Type I arises in endometrial hyperplasia and are associated with PTEN mutations

Type II arises in endometrial atrophy and are poorly differentiated. 90% have p53 mutations.

Question 43

Clinical course of endometrial tumours?

Answer 43

Excellent prognosis when the tumour is confined to the uterine corpus.

Terrible prognosis if the tumour is malignant mixed mullerian tumour.

Question 44

Features of ovarian tumours?

Answer 44

Ovarian tumours can arise from the epithelium, germ cells, or sex cord stroma.

Overall, 80% are benign and most occur in women aged 20-45.

Malignant tumours occur in older women and represent 3% of all female cancers, though they are over-represented in cancer mortality.

Question 45

What are the three major types of ovarian tumours arising from the epithelium?

Answer 45

Serous tumours

Endometrioid tumours
Mucinous tumours

Question 46

Broad percentage breakdown of ovarian tumours?

Answer 46

Surface epithelial cell origin: 65-70%

Germ cell: 15-20%

Sex cord stroma: 5-10%

Metastasis to ovary: 5%

Question 47

What is the most common malignant tumour of the ovary?

Answer 47

Serous cystadenocarcinomas.

Question 48

What is Ca-125?

What role does it play in ovarian cancer?

Answer 48

Ca-125 is high molecular weight glycoproteins found in 80% of serous and endometrioid cancers.

It should not be used for screening, rather it is a useful marker for disease progression.

Question 49

What factors reduce ovarian cancer risk?

Answer 49

Oral contraception and Fallopian tube ligation.

Question 50

What is the impact of BRCA1 and BRCA2 on ovarian cancer genesis?

Answer 50

BRCA1 and 2 incur a risk of ovarian cancer developing by age 70 years in 20-60% of patients: most are high grade.

Question 51

What percentage of ovarian tumours do GCTs make up?

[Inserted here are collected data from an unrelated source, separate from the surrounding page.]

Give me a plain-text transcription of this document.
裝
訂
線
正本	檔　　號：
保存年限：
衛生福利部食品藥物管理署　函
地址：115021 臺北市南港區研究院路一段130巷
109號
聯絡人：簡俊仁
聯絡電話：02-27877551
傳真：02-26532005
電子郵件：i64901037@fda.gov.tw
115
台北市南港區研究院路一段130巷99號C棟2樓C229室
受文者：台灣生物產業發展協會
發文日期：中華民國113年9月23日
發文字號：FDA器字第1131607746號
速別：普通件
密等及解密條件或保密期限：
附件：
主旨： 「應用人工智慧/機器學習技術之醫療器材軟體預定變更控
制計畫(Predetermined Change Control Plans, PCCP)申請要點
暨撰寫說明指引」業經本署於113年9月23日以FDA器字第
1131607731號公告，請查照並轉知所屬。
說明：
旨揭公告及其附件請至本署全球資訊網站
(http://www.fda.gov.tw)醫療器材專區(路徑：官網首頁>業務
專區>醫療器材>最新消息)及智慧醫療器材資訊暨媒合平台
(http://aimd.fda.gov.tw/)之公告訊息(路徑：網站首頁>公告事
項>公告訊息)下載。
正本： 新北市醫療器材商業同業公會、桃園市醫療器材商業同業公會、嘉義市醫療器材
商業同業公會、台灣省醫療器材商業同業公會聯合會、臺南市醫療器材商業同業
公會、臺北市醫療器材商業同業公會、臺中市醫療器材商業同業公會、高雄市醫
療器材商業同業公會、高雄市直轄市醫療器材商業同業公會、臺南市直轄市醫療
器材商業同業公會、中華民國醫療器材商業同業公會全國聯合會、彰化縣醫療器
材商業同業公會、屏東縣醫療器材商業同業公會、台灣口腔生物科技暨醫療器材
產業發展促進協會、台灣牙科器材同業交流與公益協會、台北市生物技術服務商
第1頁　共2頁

What are the types of GCT in ovarian tumours?

Answer 51

GCTs make up 15-20% of ovarian tumours.

The types of GCT are Teratomas, Dysgerminomas, Endodermal yolk sac tumours, and choriocarcinomas.

Question 52

Why to Dysgerminomas deserve mention?

Answer 52

They are homologous to seminomas, similarly sensitive to radiotherapy.

They are always malignant though not always aggressive.

They are frequently unilateral (cf other ovarian tumours).

Question 53

What are Krukenberg tumours?

Answer 53

Ovarian cancers (often bilateral) caused by metastatic mucin producing signet cells, usually originating from the stomach.

Question 54

What make up the TORCH infections?

Answer 54

Toxoplasmosis
Other (Syphilis, Varicella, B-19 Parvovirus)
Rubella
Cytomegalovirus 
Herpes

Question 55

Difference between ovarian choriocarcinomas and gestational choriocarcinomas?

Answer 55

Ovarian choriocarcinomas are highly malignant, metastasise widely, and are more resistant to chemotherapy than their placental counterparts.